Pogoniony zwycięzca

Fot. trafnie.eu

Europejskie puchary to rozgrywki, w których drużyny w czerwonych koszulkach starają się jak mogą, a na końcu i tak wygrywa Chelsea. W niebieskich koszulkach oczywiście.  

Pamiętacie słynne powiedzenie Gary’ego Linekera. W oryginalnej wersji (…zawsze wygrywają Niemcy) będzie jak znalazł w przyszłym tygodniu na Ligę Mistrzów. Mam nadzieję, że Anglik nie zastrzegł sobie praw autorskich, dlatego dokonałem znacznej modyfikacji. Bo czy czerwony Bayern przed rokiem, podobnie jak czerwona Benfica teraz, nie zostali wykończeni w podobny sposób w końcówce przez niebieską Chelsea?

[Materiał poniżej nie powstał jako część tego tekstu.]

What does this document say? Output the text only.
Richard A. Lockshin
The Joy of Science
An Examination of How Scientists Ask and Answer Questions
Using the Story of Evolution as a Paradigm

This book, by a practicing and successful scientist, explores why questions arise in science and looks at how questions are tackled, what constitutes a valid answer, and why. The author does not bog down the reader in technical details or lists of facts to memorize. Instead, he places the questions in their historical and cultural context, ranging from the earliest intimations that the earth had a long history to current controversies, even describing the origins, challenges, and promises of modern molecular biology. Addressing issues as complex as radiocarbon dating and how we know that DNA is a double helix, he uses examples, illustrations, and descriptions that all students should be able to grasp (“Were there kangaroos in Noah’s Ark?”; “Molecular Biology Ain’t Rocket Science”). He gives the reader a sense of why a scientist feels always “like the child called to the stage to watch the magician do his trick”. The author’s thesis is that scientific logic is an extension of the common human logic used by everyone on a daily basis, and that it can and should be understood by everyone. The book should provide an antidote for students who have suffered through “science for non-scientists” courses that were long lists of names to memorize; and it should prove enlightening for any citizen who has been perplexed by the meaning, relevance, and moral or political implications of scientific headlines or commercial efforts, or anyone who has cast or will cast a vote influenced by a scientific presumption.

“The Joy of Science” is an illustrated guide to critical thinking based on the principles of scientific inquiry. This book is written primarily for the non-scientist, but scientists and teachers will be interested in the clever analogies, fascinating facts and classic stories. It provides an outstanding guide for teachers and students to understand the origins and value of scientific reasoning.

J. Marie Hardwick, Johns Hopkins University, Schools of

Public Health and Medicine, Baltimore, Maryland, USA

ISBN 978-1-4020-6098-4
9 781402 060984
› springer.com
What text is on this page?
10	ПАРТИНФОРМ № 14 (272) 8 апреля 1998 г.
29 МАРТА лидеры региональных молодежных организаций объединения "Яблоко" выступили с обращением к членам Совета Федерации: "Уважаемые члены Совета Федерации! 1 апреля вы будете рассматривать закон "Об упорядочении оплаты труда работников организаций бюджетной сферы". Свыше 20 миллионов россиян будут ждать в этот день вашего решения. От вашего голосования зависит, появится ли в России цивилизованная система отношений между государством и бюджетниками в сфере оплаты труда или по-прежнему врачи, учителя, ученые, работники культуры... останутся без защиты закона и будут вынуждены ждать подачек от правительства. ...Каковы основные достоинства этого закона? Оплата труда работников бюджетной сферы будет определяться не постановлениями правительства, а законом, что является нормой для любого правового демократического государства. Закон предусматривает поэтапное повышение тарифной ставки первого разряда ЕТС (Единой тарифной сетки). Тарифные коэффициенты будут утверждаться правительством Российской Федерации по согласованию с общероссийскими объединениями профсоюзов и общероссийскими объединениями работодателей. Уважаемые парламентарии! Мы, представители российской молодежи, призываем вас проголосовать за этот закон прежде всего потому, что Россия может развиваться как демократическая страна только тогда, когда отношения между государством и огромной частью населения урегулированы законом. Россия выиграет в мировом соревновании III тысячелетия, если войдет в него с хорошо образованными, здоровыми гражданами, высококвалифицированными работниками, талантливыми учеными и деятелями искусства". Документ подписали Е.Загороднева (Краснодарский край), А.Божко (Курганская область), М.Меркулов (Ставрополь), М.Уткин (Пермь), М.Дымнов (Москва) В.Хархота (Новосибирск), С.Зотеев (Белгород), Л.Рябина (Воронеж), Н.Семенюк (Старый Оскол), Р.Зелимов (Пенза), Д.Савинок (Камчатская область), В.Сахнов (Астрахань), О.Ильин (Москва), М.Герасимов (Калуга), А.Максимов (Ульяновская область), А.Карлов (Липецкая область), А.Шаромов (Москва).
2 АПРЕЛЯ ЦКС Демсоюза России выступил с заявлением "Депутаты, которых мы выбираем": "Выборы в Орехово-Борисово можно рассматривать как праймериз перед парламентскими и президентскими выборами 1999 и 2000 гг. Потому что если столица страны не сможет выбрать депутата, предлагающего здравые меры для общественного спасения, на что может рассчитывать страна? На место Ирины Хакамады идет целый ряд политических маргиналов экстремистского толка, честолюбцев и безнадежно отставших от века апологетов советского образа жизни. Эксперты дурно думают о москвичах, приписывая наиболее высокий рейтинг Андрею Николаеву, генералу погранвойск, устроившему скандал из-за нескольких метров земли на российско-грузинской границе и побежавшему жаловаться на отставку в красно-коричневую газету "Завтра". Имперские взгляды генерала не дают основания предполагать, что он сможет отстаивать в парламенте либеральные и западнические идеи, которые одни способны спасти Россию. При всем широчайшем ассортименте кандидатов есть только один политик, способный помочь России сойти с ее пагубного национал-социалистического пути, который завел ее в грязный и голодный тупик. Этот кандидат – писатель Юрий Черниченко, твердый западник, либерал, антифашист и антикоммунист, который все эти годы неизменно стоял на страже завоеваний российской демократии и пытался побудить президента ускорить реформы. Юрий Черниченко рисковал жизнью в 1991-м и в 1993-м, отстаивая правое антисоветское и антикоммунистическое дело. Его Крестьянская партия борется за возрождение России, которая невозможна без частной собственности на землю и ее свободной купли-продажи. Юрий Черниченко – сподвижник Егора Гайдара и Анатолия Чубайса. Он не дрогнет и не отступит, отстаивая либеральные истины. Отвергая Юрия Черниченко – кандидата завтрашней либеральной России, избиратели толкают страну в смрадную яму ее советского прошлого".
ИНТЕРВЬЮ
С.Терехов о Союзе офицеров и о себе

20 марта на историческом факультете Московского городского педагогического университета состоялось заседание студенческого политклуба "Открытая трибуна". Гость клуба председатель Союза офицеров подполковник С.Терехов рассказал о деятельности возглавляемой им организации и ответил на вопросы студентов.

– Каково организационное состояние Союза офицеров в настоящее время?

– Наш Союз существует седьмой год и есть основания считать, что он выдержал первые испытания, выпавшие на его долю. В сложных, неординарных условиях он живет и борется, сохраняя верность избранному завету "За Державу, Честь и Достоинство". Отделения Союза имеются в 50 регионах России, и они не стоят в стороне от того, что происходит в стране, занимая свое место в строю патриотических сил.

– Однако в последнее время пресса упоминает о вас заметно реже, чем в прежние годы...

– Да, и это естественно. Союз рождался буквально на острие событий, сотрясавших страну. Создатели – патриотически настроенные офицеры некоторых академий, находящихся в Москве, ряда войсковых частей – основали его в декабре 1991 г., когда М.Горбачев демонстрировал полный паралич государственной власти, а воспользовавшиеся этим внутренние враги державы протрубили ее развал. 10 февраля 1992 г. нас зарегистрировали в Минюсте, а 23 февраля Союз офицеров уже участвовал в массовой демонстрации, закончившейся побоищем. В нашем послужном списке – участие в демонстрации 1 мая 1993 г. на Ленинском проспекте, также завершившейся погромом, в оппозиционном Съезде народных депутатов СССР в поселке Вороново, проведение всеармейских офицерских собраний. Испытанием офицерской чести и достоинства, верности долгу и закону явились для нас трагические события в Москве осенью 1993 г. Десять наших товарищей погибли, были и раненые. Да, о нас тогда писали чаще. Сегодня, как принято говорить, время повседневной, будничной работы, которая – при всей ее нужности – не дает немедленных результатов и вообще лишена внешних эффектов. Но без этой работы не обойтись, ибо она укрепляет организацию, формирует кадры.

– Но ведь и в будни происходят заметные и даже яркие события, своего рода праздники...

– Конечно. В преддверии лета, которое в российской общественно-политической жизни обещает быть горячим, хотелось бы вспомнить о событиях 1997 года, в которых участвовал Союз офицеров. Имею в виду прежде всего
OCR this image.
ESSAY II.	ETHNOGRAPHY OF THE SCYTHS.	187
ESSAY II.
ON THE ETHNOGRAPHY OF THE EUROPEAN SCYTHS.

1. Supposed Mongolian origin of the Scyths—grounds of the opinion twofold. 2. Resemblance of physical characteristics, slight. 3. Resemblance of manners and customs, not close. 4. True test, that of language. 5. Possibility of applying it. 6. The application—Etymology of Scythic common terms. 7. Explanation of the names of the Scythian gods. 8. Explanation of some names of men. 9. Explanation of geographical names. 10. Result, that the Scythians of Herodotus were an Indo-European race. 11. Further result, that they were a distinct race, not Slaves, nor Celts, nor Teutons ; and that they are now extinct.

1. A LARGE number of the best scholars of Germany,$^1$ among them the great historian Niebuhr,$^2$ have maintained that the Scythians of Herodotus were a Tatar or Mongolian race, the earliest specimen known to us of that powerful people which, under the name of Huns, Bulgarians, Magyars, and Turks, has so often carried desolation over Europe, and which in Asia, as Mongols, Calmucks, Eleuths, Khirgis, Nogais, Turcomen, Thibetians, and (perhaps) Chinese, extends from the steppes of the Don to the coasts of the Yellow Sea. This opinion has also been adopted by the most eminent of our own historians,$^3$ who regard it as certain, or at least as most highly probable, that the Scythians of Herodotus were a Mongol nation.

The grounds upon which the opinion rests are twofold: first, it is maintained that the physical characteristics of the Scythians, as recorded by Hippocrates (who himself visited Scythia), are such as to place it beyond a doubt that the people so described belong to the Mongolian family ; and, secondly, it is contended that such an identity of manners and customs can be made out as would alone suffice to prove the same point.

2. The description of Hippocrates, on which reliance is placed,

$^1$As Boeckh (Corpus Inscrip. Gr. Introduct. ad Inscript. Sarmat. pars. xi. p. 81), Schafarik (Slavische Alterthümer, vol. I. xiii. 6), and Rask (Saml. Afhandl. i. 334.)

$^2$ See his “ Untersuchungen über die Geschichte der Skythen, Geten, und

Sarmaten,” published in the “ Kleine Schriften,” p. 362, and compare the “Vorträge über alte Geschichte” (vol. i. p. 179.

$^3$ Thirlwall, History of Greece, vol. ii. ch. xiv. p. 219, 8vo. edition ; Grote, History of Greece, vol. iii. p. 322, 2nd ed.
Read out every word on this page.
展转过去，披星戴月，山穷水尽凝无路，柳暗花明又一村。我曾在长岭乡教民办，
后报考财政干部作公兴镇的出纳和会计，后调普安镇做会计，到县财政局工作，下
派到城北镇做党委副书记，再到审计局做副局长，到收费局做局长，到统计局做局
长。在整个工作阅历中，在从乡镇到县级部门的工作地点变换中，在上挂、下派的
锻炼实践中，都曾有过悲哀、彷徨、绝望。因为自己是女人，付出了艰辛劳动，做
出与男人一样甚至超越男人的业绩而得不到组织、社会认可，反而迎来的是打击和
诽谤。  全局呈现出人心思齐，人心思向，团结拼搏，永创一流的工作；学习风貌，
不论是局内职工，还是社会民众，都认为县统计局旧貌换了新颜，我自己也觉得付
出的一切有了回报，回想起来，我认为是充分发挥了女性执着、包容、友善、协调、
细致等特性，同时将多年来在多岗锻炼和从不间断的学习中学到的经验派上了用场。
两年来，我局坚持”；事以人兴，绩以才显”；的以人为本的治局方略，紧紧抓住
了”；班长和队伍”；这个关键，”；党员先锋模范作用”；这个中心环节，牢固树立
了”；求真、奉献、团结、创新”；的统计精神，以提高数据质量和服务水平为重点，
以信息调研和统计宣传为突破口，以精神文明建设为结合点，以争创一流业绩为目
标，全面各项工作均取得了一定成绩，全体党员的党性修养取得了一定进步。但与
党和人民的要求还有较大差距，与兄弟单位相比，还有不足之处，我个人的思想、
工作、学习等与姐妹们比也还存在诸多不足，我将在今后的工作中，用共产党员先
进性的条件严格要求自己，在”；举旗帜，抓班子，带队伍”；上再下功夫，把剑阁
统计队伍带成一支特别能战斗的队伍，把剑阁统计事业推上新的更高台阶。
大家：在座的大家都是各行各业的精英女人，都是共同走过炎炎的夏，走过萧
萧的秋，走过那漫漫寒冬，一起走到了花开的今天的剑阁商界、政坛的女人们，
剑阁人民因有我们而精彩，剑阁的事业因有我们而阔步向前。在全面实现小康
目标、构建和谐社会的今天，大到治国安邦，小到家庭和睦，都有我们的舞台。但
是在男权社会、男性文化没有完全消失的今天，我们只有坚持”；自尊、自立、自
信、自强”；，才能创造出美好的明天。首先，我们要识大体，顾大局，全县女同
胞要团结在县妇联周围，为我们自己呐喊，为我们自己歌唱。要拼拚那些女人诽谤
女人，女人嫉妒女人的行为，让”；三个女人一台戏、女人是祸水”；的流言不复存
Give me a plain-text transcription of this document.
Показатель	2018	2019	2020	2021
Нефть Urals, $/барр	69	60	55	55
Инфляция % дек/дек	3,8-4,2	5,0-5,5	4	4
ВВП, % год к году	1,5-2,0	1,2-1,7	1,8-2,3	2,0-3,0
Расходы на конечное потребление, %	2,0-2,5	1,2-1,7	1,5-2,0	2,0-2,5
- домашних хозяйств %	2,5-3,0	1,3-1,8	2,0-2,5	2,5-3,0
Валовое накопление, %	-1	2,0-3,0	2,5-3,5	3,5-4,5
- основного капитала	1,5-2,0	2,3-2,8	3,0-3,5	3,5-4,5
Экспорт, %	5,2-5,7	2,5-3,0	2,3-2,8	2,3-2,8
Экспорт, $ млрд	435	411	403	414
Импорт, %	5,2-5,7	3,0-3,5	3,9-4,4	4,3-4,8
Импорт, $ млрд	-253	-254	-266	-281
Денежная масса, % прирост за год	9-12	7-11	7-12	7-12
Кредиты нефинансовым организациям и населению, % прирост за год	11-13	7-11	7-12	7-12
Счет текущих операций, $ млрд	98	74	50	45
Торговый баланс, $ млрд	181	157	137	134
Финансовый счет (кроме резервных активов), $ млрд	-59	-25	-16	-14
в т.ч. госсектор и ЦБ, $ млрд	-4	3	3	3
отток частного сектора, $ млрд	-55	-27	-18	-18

Tuż przed rozpoczęciem meczu na Amsterdam ArenA pomyślałem, że trzeba wykorzystywać okazje. Nie wiadomo ile jeszcze finałów Ligi Europejskiej się odbędzie. Trudno doszukać się zachwytów nad tymi rozgrywkami. UEFA wcześniej czy później je zlikwiduje, to raczej pewne. Liga Mistrzów skutecznie wypija od lat najlepsze soki, pozostawiając odrzuty. Chelsea, jako obrońca trofeum, nie zdołała przejść nawet fazy grupowej. Benfica zresztą też. Tylko  dzięki słabości w silniejszych rozgrywkach, dotarły do finału słabszych.

A jaki był ten finał? „Po prostu fatalny” i „Tak słabo grającej Chelsea dawno nie widziałem” – dwie opinie dwóch znajomych dziennikarzy. Jeden jest z Hiszpanii, drugi z Anglii, co wiele tłumaczy. Może dla nich mecz stanowił stratę czasu. Dla mnie na pewno nie. Chciałbym takie słabe widowiska oglądać co tydzień. I taką dramaturgię przede wszystkim!

Recepta na zwycięstwo Chelsea w finałach jest dość prosta. W meczowym protokóle nie może się pojawić nazwisko – John Terry. Naprawdę nie żartuję. To są fakty. W ubiegłym roku nie wystąpił w finale Ligi Mistrzów w Monachium (kara za czerwoną kartkę w półfinale), a wyjechał z wymarzonym pucharem. W tym roku znów na trybunach z powodu kontuzji, i znów powrót do Londynu z trofeum. A pamiętacie co się działo w Moskwie w 2008 roku? Terry podszedł do karnego, wydawało się wtedy, że decydującego. Poślizgnął się w najgorszym momencie. W glorii chwały wrócił z Rosji Manchester United. Wynika z tego, że jako prawdziwa klubowa ikona, obrońca Chelsea najbardziej nadaje się do odbierania pucharów od Michela Platiniego.

Paradoksów związanych z finałem w Amsterdamie było zresztą więcej. Na konferencję prasową przyszedł zwycięski Rafa Benitez. A może bardziej by pasowało – już pogoniony menedżer? Dla stada wilków, które go otaczają na Stamford Bridge i kibiców, którzy od miesięcy z niego szydzą, zdobył na odchodne puchar brakujący w klubowej kolekcji. Nie wdając się w szczegóły związane ze zbliżającym się końcem kontraktu, podsumował finał stwierdzeniem: „Zadanie zostało wykonane”.

I jeszcze koniecznie trzeba zrelacjonować wystąpienie na konferencji prasowej trenera Benfiki. Chciałem napisać „pokonanej drużyny”, ale ktoś, kto meczu nie obejrzał, mógł nie zrozumieć co mówi. Otóż Jorge Jesus stwierdził, że jest dumny ze swoich piłkarzy i z ich sposobu gry. Właściwie przez większość meczu byli lepsi, atakowali, mieli przewagę w posiadaniu piłki. Wszyscy  chwalili Benfikę, a chyba najbardziej Johan Cruyff.  Z kibiców Jesus też jest dumny, bo byli zdecydowanie lepsi od tych z Anglii! Można zapytać – dlaczego więc jego drużyna przegrała? Ale po co? Skoro nawet przegrani mają poczucie dobrze spełnionego obowiązku, czego chcieć więcej?